GEOLOGY AND STABLE CARBON ISOTOPES OF THE RUBY GRAPHITE DEPOSIT, BEAVERHEAD COUNTY, MONTANA


TAYLOR, Mikayla1, GAMMONS, Christopher1 and CHILDS, John2, (1)Department of Geological Engineering, Montana Technological University, 1300 W Park St., Butte, MT 59701, (2)Childs Geoscience Inc., 1700 West koch Street, Suite 6, Bozeman, MT 59715

The Ruby Graphite deposit, formerly known as the Crystal Graphite Mine, produced 2400 tons of high-quality crystalline graphite between 1902 and 1950, making it one of the larger historic graphite producers in the United States. The deposit, located in the southern Ruby Mountains of southwest Montana, is hosted by > 2.1 Ga metasedimentary rocks that experienced sillimanite-grade regional metamorphism. The graphite occurs as disseminations in calcitic marble (“flake” graphite), and as veins and replacements (“lump” or “vein” graphite) cutting granite pegmatite, marble, calc-silicate gneiss, and biotite gneiss. At one location, pods and veins of graphite occur within a skarn assemblage of coarse grained actinolite-clinopyroxene-clinozoisite. This skarn is limited in extent, and its relationship with the surrounding gneissic country rock is undetermined. Using a cavity ring-down spectrometer, the d13C values of 12 lump graphite and 2 flake graphite samples are -8.2 to -5.6‰ (avg. -6.5‰) and -6.7 to -5.3‰ (avg. -6.0‰), respectively. As yet, no statistical differences can be found in d13C for graphite from different modes of occurrence. The d13C of calcite marble cropping out near the graphite occurrences is -1.3 to 0.0 ‰ (n = 4), values that are typical of marine limestone. If we assume that the graphite was in carbon-isotopic equilibrium with the marbles, then this amount of isotopic separation corresponds to a temperature of 440 to 540°C, depending on the choice of experimental fractionation data. This temperature range is 120 to 300°C lower than the estimated peak temperature of metamorphism in the Ruby Mountains, which suggests that the graphite likely formed during a younger, retrograde event. There are few clues remaining as to the nature of the fluids involved in this event, however, since the veins are almost pure graphite, and there is little evidence of hydrothermal alteration, apart from the one isolated skarn deposit.

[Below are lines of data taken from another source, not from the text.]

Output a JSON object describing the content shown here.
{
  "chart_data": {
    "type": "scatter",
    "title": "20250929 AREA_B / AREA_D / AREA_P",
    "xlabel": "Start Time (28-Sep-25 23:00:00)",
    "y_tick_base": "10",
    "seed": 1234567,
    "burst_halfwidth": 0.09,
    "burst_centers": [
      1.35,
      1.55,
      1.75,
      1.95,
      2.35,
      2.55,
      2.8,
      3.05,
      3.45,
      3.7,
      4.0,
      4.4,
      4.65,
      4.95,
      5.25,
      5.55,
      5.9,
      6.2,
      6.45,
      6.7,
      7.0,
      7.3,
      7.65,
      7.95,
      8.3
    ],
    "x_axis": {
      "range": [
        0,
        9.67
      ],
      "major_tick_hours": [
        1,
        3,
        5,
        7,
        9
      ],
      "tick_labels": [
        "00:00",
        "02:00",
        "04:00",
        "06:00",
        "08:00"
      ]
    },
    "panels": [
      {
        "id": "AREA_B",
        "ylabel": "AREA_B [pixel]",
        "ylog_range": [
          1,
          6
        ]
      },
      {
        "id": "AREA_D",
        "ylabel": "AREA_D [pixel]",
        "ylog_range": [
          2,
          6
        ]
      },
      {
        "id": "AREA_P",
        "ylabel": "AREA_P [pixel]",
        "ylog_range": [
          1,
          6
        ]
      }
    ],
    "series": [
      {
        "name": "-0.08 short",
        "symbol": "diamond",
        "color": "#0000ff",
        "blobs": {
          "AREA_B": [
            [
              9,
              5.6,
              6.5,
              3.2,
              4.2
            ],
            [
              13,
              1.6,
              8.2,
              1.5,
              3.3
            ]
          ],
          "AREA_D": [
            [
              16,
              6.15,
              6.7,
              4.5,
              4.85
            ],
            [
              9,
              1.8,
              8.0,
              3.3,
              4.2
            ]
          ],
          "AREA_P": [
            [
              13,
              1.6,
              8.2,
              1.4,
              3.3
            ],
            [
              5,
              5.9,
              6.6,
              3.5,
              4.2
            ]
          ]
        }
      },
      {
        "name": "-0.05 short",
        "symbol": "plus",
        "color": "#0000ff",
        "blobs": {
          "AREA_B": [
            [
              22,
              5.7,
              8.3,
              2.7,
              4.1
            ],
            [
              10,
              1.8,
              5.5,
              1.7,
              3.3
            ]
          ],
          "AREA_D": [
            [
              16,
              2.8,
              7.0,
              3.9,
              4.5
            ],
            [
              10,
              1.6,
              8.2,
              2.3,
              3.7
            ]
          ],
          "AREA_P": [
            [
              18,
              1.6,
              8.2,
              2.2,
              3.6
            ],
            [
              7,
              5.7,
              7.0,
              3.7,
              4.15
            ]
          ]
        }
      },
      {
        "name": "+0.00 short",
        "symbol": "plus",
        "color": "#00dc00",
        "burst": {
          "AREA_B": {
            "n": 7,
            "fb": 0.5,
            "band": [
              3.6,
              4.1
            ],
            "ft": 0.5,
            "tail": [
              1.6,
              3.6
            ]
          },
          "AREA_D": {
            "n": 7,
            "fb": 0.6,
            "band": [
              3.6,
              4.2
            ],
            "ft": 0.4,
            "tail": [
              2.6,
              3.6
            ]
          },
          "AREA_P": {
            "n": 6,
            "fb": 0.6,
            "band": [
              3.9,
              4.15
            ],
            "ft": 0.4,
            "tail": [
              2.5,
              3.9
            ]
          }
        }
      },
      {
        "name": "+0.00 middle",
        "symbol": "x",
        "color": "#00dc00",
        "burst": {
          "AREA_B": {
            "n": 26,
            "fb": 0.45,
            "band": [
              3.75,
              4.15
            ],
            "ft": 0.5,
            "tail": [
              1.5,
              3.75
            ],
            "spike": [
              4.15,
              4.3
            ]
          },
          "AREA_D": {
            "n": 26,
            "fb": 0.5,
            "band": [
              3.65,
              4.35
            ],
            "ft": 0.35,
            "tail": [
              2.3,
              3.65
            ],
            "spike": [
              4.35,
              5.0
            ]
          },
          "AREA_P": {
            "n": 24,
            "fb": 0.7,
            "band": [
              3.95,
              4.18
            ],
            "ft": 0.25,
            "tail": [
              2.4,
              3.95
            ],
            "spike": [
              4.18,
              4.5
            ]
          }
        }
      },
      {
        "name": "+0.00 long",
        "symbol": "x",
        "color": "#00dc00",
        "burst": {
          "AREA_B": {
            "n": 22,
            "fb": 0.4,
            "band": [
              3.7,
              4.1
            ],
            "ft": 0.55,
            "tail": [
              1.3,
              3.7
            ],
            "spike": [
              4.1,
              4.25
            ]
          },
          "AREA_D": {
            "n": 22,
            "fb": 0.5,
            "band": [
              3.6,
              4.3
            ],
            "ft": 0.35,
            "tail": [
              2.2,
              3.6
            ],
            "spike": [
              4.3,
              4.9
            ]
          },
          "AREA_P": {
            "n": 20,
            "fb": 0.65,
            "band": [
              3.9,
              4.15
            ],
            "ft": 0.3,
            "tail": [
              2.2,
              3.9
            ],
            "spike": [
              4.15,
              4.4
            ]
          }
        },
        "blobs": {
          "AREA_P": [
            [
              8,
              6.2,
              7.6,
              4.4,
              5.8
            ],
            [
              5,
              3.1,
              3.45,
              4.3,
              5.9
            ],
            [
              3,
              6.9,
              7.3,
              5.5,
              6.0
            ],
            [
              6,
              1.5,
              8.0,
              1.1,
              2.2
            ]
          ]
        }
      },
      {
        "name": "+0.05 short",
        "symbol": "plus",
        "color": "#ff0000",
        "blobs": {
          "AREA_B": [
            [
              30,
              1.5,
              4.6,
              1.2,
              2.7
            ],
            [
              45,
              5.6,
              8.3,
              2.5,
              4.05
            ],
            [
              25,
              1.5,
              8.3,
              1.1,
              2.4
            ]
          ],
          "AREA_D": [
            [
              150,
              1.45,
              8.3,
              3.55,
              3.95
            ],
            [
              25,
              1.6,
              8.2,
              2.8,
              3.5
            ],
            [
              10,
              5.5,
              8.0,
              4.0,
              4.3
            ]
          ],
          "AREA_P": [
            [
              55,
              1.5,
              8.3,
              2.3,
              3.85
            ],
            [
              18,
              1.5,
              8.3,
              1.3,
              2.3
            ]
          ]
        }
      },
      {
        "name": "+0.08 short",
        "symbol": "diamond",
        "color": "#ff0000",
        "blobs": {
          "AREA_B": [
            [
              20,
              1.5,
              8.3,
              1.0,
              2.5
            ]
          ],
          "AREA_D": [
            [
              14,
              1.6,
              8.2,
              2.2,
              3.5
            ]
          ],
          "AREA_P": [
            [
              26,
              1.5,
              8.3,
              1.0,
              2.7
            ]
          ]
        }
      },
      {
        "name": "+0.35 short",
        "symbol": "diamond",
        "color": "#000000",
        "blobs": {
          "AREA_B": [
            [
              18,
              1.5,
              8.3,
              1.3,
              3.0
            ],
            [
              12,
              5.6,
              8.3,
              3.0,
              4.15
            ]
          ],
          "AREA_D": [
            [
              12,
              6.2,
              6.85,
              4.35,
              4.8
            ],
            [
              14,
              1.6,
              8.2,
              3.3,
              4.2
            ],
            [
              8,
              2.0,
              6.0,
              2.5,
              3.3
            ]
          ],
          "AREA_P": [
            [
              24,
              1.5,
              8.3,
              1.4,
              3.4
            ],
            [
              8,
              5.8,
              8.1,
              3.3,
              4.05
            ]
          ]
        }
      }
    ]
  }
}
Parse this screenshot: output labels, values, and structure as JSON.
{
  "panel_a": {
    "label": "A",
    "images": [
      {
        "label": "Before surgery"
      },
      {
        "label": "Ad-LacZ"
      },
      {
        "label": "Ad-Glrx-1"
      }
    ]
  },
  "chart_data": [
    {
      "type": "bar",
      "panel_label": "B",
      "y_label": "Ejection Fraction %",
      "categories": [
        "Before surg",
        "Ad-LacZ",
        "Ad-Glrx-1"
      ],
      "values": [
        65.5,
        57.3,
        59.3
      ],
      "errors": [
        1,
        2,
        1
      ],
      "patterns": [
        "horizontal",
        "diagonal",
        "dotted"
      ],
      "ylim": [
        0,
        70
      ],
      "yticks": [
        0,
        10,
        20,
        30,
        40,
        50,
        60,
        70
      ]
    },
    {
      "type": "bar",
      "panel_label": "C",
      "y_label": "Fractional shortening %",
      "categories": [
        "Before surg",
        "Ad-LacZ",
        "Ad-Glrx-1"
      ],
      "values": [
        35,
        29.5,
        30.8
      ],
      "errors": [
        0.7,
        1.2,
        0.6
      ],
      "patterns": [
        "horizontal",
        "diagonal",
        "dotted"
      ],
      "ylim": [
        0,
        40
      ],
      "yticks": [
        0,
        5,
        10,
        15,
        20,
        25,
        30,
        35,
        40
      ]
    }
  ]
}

Examination of hand samples and thin sections shows that some graphite preferentially replaces precursor minerals that contain ferrous iron, such as biotite and garnet. Locally, deposition of graphite could have been a redox reaction: 4Fe2+ + 4H+ + CO2 = C + 4Fe3+ + 2H2O. Other mechanisms are possible and are being evaluated.